Но нам было огромное счастье, нам было много свободы, много творчества. 20 лет безудержной надежды. Нам удалось пожить, уже мы живем в третьей стране. То есть нам дико повезло. Немножко я сомневаюсь в том, что так же повезет поколению, скажем, моих детей или тем людям, которым сейчас 30, извините.
– Что-то осталось от Советского Союза, сейчас дурацкий вопрос задам, что хорошего, а что плохого осталось от СССР сейчас, от той страны? Понятно, что СССР тоже на периоды можно делить, я имею в виду поздний.
– То есть вы говорите те периоды, которые застала я? Хорошего… Я не знаю, я не знаю, что на самом деле принадлежит СССР, что – России. Нет, вот так навскидку – нет. И я хотела сказать "мороженое", но, к сожалению, опять же, привет, НТВ, весь этот нарратив про прекрасное советское мороженое и "Старые песни о главном" начинался как такая невинная культурно-антропологическая история, что "было плохо, а вот давайте про мороженое и про прекрасную песню "На тот большак, на перекресток".
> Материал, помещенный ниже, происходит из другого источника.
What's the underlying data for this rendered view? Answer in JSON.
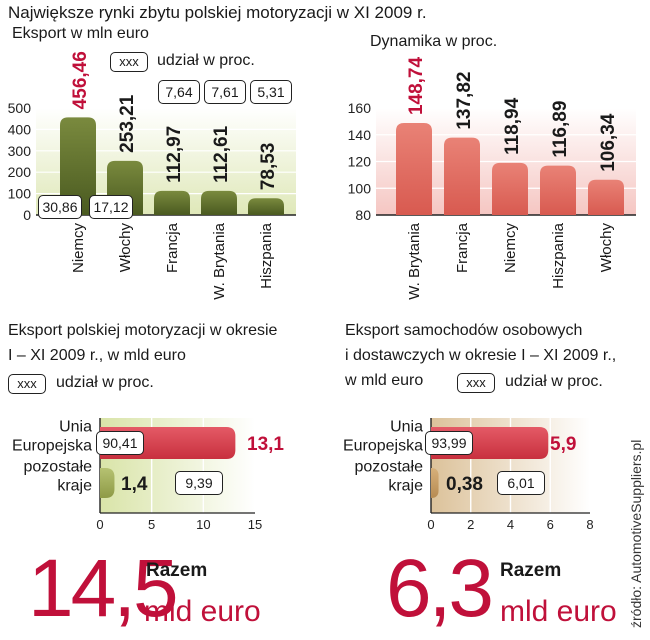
{
  "header": {
    "title": "Największe rynki zbytu polskiej motoryzacji w XI 2009 r."
  },
  "panel_export_month": {
    "subtitle": "Eksport w mln euro",
    "legend_box": "xxx",
    "legend_text": "udział w proc."
  },
  "panel_dynamics": {
    "subtitle": "Dynamika w proc."
  },
  "panel_export_year": {
    "subtitle_line1": "Eksport polskiej motoryzacji w okresie",
    "subtitle_line2": "I – XI 2009 r., w mld euro",
    "legend_box": "xxx",
    "legend_text": "udział w proc.",
    "total_value": "14,5",
    "total_label": "Razem",
    "total_unit": "mld euro"
  },
  "panel_cars_year": {
    "subtitle_line1": "Eksport samochodów osobowych",
    "subtitle_line2": "i dostawczych w okresie I – XI 2009 r.,",
    "subtitle_line3": "w mld euro",
    "legend_box": "xxx",
    "legend_text": "udział w proc.",
    "total_value": "6,3",
    "total_label": "Razem",
    "total_unit": "mld euro"
  },
  "source": "źródło: AutomotiveSuppliers.pl",
  "colors": {
    "olive": "#5b6b2a",
    "red": "#d83a4a",
    "salmon": "#e0685e",
    "tan": "#c9a46e",
    "accent": "#c0103a"
  },
  "chart_data": [
    {
      "type": "bar",
      "title": "Eksport w mln euro",
      "categories": [
        "Niemcy",
        "Włochy",
        "Francja",
        "W. Brytania",
        "Hiszpania"
      ],
      "values": [
        456.46,
        253.21,
        112.97,
        112.61,
        78.53
      ],
      "value_labels": [
        "456,46",
        "253,21",
        "112,97",
        "112,61",
        "78,53"
      ],
      "share_labels": [
        "30,86",
        "17,12",
        "7,64",
        "7,61",
        "5,31"
      ],
      "yticks": [
        "0",
        "100",
        "200",
        "300",
        "400",
        "500"
      ],
      "ylim": [
        0,
        500
      ]
    },
    {
      "type": "bar",
      "title": "Dynamika w proc.",
      "categories": [
        "W. Brytania",
        "Francja",
        "Niemcy",
        "Hiszpania",
        "Włochy"
      ],
      "values": [
        148.74,
        137.82,
        118.94,
        116.89,
        106.34
      ],
      "value_labels": [
        "148,74",
        "137,82",
        "118,94",
        "116,89",
        "106,34"
      ],
      "yticks": [
        "80",
        "100",
        "120",
        "140",
        "160"
      ],
      "ylim": [
        80,
        160
      ]
    },
    {
      "type": "bar",
      "title": "Eksport polskiej motoryzacji w okresie I – XI 2009 r., w mld euro",
      "categories": [
        "Unia Europejska",
        "pozostałe kraje"
      ],
      "category_lines": [
        [
          "Unia",
          "Europejska"
        ],
        [
          "pozostałe",
          "kraje"
        ]
      ],
      "values": [
        13.1,
        1.4
      ],
      "value_labels": [
        "13,1",
        "1,4"
      ],
      "share_labels": [
        "90,41",
        "9,39"
      ],
      "xticks": [
        "0",
        "5",
        "10",
        "15"
      ],
      "xlim": [
        0,
        15
      ]
    },
    {
      "type": "bar",
      "title": "Eksport samochodów osobowych i dostawczych w okresie I – XI 2009 r., w mld euro",
      "categories": [
        "Unia Europejska",
        "pozostałe kraje"
      ],
      "category_lines": [
        [
          "Unia",
          "Europejska"
        ],
        [
          "pozostałe",
          "kraje"
        ]
      ],
      "values": [
        5.9,
        0.38
      ],
      "value_labels": [
        "5,9",
        "0,38"
      ],
      "share_labels": [
        "93,99",
        "6,01"
      ],
      "xticks": [
        "0",
        "2",
        "4",
        "6",
        "8"
      ],
      "xlim": [
        0,
        8
      ]
    }
  ]
}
А выяснилось, что мы недооценили мощь, в частности, это одна из не основных, но дополнительных причин, в том, что мы недооценили мощь вот этого самого культурно-эстетического кодирования. И "Старые песни о главном" начались мило, а закончились тем, что у меня тут через дорогу эта вареничная №1, как все у нас №1, и это такая густая советская рвота. И перед ней стоит гипсовый пионер при полном параде и трубит в горн. Я прохожу мимо нее каждый день, и каждый день я хочу вандализировать пионера, потому что я была пионером. В горн не трубила, на барабане стучала. И мой ответ хорошим, оставшимся от Советского Союза, примерно такой: идите к черту.